Dish: Ja-Jang Noodles
Place: Red Lantern, International District, Seattle
In the bowl: Fresh, Korean wheat noodles (thick spaghetti size) with a julienne cucumber garnish
Supporting cast: A second bowl contains fermented black bean paste, beef, shrimp, squid, onions, and zucchini. And a side dish with pickled daikon slices, raw onion pieces, and plum paste.
What to do: Pour and mix the small bowl into the big bowl, but not the daikon, onions, and plum paste. While it made sense to me that daikon was a pickle on the side, I wasn’t sure what to do about the onions. Only after asking did the server explain that they are also meant to be eaten on the side, simply saying, “the plum paste takes away the sharpness of the onion.”

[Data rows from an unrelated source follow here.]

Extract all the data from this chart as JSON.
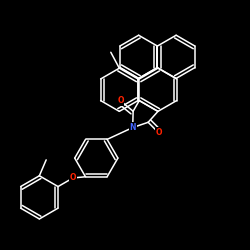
{
  "background_color": "#000000",
  "atom_colors": {
    "N": "#4466FF",
    "O": "#FF2200"
  },
  "bond_color": "#FFFFFF",
  "bond_width": 1.1,
  "figsize": [
    2.5,
    2.5
  ],
  "dpi": 100,
  "xlim": [
    -2.2,
    2.2
  ],
  "ylim": [
    -2.2,
    2.2
  ]
}
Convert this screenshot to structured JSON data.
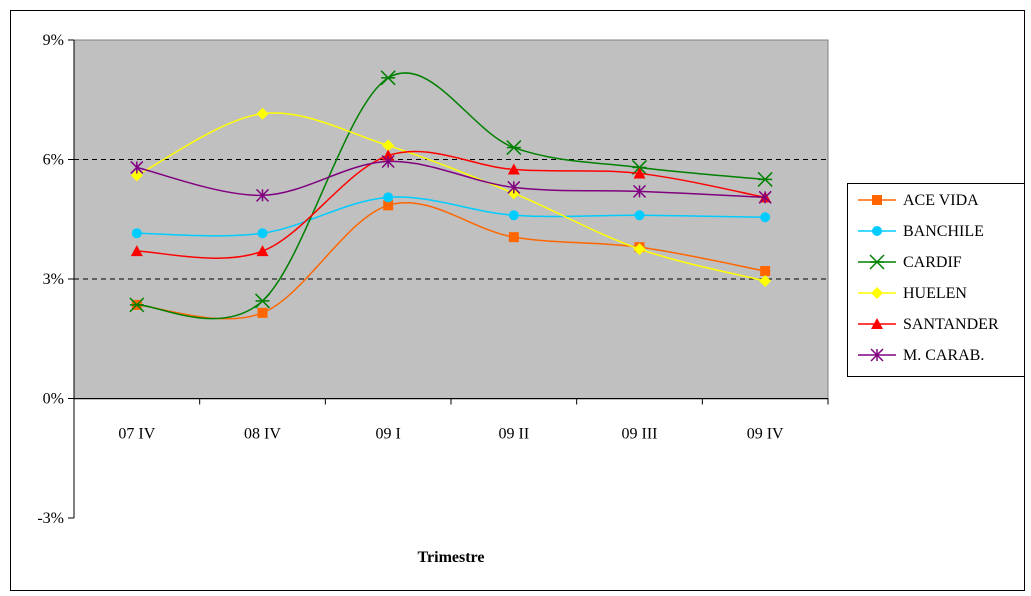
{
  "chart_data": {
    "type": "line",
    "title": "",
    "xlabel": "Trimestre",
    "ylabel": "",
    "categories": [
      "07 IV",
      "08 IV",
      "09 I",
      "09 II",
      "09 III",
      "09 IV"
    ],
    "ylim": [
      -3,
      9
    ],
    "yticks": [
      {
        "value": 9,
        "label": "9%"
      },
      {
        "value": 6,
        "label": "6%"
      },
      {
        "value": 3,
        "label": "3%"
      },
      {
        "value": 0,
        "label": "0%"
      },
      {
        "value": -3,
        "label": "-3%"
      }
    ],
    "grid": "dashed lines at 3% and 6%",
    "legend_position": "right",
    "plot_background": "#c0c0c0",
    "series": [
      {
        "name": "ACE VIDA",
        "color": "#ff6600",
        "marker": "square",
        "values": [
          2.35,
          2.15,
          4.85,
          4.05,
          3.8,
          3.2
        ]
      },
      {
        "name": "BANCHILE",
        "color": "#00ccff",
        "marker": "circle",
        "values": [
          4.15,
          4.15,
          5.05,
          4.6,
          4.6,
          4.55
        ]
      },
      {
        "name": "CARDIF",
        "color": "#008000",
        "marker": "asterisk",
        "values": [
          2.35,
          2.45,
          8.05,
          6.3,
          5.8,
          5.5
        ]
      },
      {
        "name": "HUELEN",
        "color": "#ffff00",
        "marker": "diamond",
        "values": [
          5.6,
          7.15,
          6.35,
          5.15,
          3.75,
          2.95
        ]
      },
      {
        "name": "SANTANDER",
        "color": "#ff0000",
        "marker": "triangle",
        "values": [
          3.7,
          3.7,
          6.1,
          5.75,
          5.65,
          5.05
        ]
      },
      {
        "name": "M. CARAB.",
        "color": "#800080",
        "marker": "star",
        "values": [
          5.8,
          5.1,
          5.95,
          5.3,
          5.2,
          5.05
        ]
      }
    ]
  }
}
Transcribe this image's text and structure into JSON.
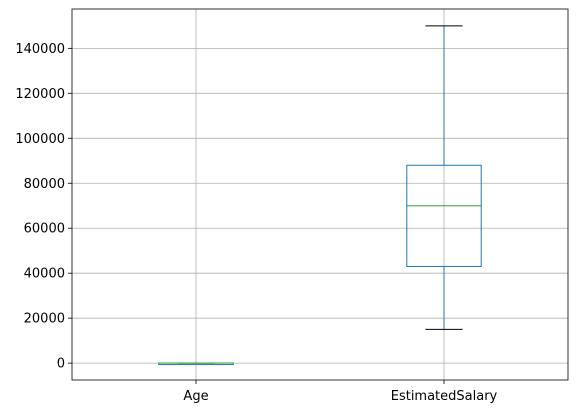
{
  "chart_data": {
    "type": "box",
    "categories": [
      "Age",
      "EstimatedSalary"
    ],
    "boxes": [
      {
        "category": "Age",
        "whisker_low": 18,
        "q1": 29.75,
        "median": 37,
        "q3": 46,
        "whisker_high": 60
      },
      {
        "category": "EstimatedSalary",
        "whisker_low": 15000,
        "q1": 43000,
        "median": 70000,
        "q3": 88000,
        "whisker_high": 150000
      }
    ],
    "y_ticks": [
      0,
      20000,
      40000,
      60000,
      80000,
      100000,
      120000,
      140000
    ],
    "ylim": [
      -7500,
      157500
    ],
    "grid": true,
    "colors": {
      "box": "#1f77b4",
      "median": "#2ca02c",
      "cap": "#000000",
      "grid": "#b0b0b0",
      "axis": "#000000"
    }
  }
}
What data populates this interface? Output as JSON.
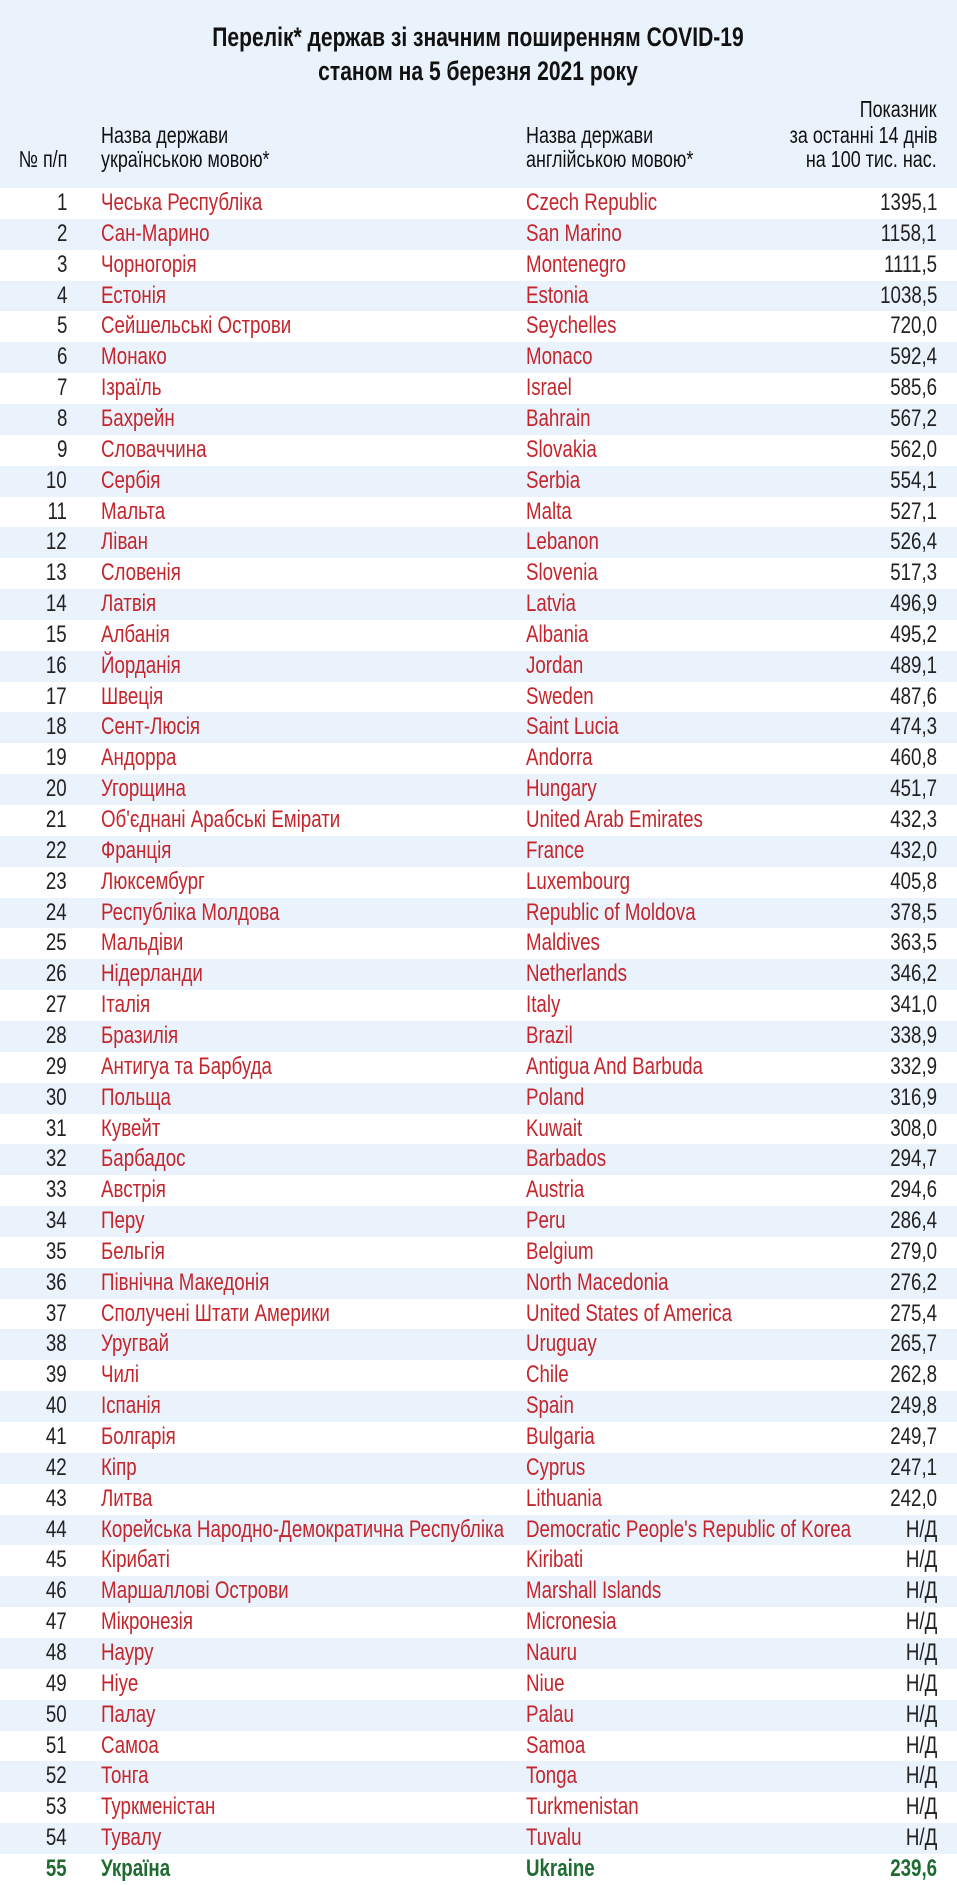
{
  "title": [
    "Перелік* держав зі значним поширенням COVID-19",
    "станом на 5 березня 2021 року"
  ],
  "header": {
    "number": "№ п/п",
    "ukrainian": [
      "Назва держави",
      "українською мовою*"
    ],
    "english": [
      "Назва держави",
      "англійською мовою*"
    ],
    "indicator": [
      "Показник",
      "за останні 14 днів",
      "на 100 тис. нас."
    ]
  },
  "rows": [
    [
      1,
      "Чеська Республіка",
      "Czech Republic",
      "1395,1"
    ],
    [
      2,
      "Сан-Марино",
      "San Marino",
      "1158,1"
    ],
    [
      3,
      "Чорногорія",
      "Montenegro",
      "1111,5"
    ],
    [
      4,
      "Естонія",
      "Estonia",
      "1038,5"
    ],
    [
      5,
      "Сейшельські Острови",
      "Seychelles",
      "720,0"
    ],
    [
      6,
      "Монако",
      "Monaco",
      "592,4"
    ],
    [
      7,
      "Ізраїль",
      "Israel",
      "585,6"
    ],
    [
      8,
      "Бахрейн",
      "Bahrain",
      "567,2"
    ],
    [
      9,
      "Словаччина",
      "Slovakia",
      "562,0"
    ],
    [
      10,
      "Сербія",
      "Serbia",
      "554,1"
    ],
    [
      11,
      "Мальта",
      "Malta",
      "527,1"
    ],
    [
      12,
      "Ліван",
      "Lebanon",
      "526,4"
    ],
    [
      13,
      "Словенія",
      "Slovenia",
      "517,3"
    ],
    [
      14,
      "Латвія",
      "Latvia",
      "496,9"
    ],
    [
      15,
      "Албанія",
      "Albania",
      "495,2"
    ],
    [
      16,
      "Йорданія",
      "Jordan",
      "489,1"
    ],
    [
      17,
      "Швеція",
      "Sweden",
      "487,6"
    ],
    [
      18,
      "Сент-Люсія",
      "Saint Lucia",
      "474,3"
    ],
    [
      19,
      "Андорра",
      "Andorra",
      "460,8"
    ],
    [
      20,
      "Угорщина",
      "Hungary",
      "451,7"
    ],
    [
      21,
      "Об'єднані Арабські Емірати",
      "United Arab Emirates",
      "432,3"
    ],
    [
      22,
      "Франція",
      "France",
      "432,0"
    ],
    [
      23,
      "Люксембург",
      "Luxembourg",
      "405,8"
    ],
    [
      24,
      "Республіка Молдова",
      "Republic of Moldova",
      "378,5"
    ],
    [
      25,
      "Мальдіви",
      "Maldives",
      "363,5"
    ],
    [
      26,
      "Нідерланди",
      "Netherlands",
      "346,2"
    ],
    [
      27,
      "Італія",
      "Italy",
      "341,0"
    ],
    [
      28,
      "Бразилія",
      "Brazil",
      "338,9"
    ],
    [
      29,
      "Антигуа та Барбуда",
      "Antigua And Barbuda",
      "332,9"
    ],
    [
      30,
      "Польща",
      "Poland",
      "316,9"
    ],
    [
      31,
      "Кувейт",
      "Kuwait",
      "308,0"
    ],
    [
      32,
      "Барбадос",
      "Barbados",
      "294,7"
    ],
    [
      33,
      "Австрія",
      "Austria",
      "294,6"
    ],
    [
      34,
      "Перу",
      "Peru",
      "286,4"
    ],
    [
      35,
      "Бельгія",
      "Belgium",
      "279,0"
    ],
    [
      36,
      "Північна Македонія",
      "North Macedonia",
      "276,2"
    ],
    [
      37,
      "Сполучені Штати Америки",
      "United States of America",
      "275,4"
    ],
    [
      38,
      "Уругвай",
      "Uruguay",
      "265,7"
    ],
    [
      39,
      "Чилі",
      "Chile",
      "262,8"
    ],
    [
      40,
      "Іспанія",
      "Spain",
      "249,8"
    ],
    [
      41,
      "Болгарія",
      "Bulgaria",
      "249,7"
    ],
    [
      42,
      "Кіпр",
      "Cyprus",
      "247,1"
    ],
    [
      43,
      "Литва",
      "Lithuania",
      "242,0"
    ],
    [
      44,
      "Корейська Народно-Демократична Республіка",
      "Democratic People's Republic of Korea",
      "Н/Д"
    ],
    [
      45,
      "Кірибаті",
      "Kiribati",
      "Н/Д"
    ],
    [
      46,
      "Маршаллові Острови",
      "Marshall Islands",
      "Н/Д"
    ],
    [
      47,
      "Мікронезія",
      "Micronesia",
      "Н/Д"
    ],
    [
      48,
      "Науру",
      "Nauru",
      "Н/Д"
    ],
    [
      49,
      "Ніуе",
      "Niue",
      "Н/Д"
    ],
    [
      50,
      "Палау",
      "Palau",
      "Н/Д"
    ],
    [
      51,
      "Самоа",
      "Samoa",
      "Н/Д"
    ],
    [
      52,
      "Тонга",
      "Tonga",
      "Н/Д"
    ],
    [
      53,
      "Туркменістан",
      "Turkmenistan",
      "Н/Д"
    ],
    [
      54,
      "Тувалу",
      "Tuvalu",
      "Н/Д"
    ],
    [
      55,
      "Україна",
      "Ukraine",
      "239,6"
    ]
  ]
}
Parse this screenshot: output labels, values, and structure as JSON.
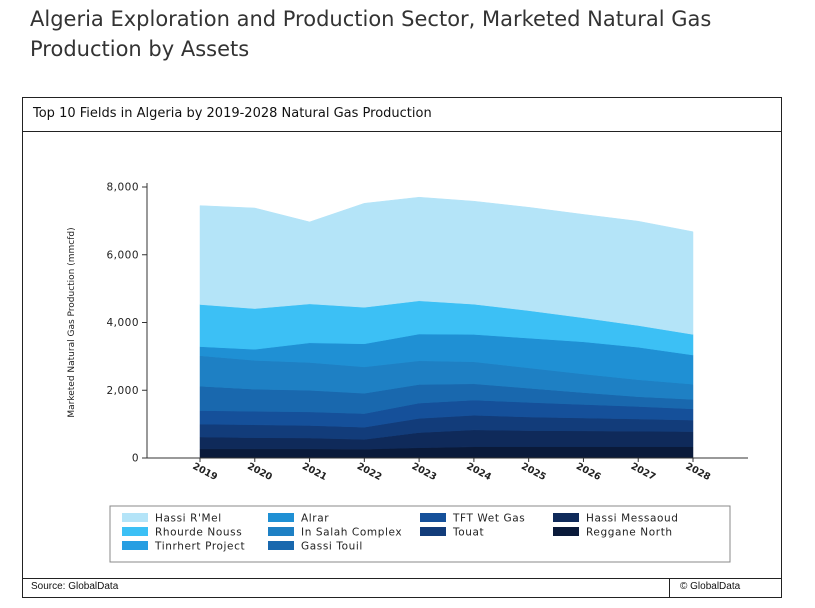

Noodling around: Red Lantern’s website says that the restaurant specializes in “contemporary Northern Chinese-Korean cooking with influences from neighboring Asian specialties without compromising authenticity or taste.”
This might explain why the ja-jang noodles were different than the “zha-jiang mian” (fried sauce noodles) I’m accustomed to eating. Those noodles tend to be topped by ground pork stir-fried with fermented soybean paste (the zha-jiang), with julienned cucumber atop that. The intense black color was familiar, but Red Lantern’s Korean-influenced (northern Chinese, apparently) version added seafood to beef (interesting, though I ultimately prefer pure pork) and zucchini (also interesting, but overlapped too much with the cucumber for me).
The dish has a deep, earthy taste, just as you might expect from something this dark. I did enjoy the slices of pickled daikon to provide an acidic and refreshing crunch to counter the noodle sauce, but I never got quite comfortable with the onions.
If still hungry: Perhaps try one of the tea-influenced desserts: either the black tea crème brulee cream infused with black tea and caramelized sugar or the red tea tiramisu with mascarpone cheese, red tea, and brandy (both $4.95).
Be aware/beware: I am happy to see a new restaurant in the International District, and hope others will follow suit. And while I appreciate the mission to combine the culinary traditions of China and Korea, the menu seems to be all over the map, busting borders in being pan-Asian. A little focus would help Red Lantern establish a firmer identity.
First published in Seattle Weekly’s Voracious on March 15, 2011.
(Additional thought: I’m surprised that my friends at Seattle Metropolitan included this as one of the area’s best Chinese restaurants for 2010. For example, I also tried the basil-lime shrimp, which was far from perfect–lacking in basil and in need of more lime.)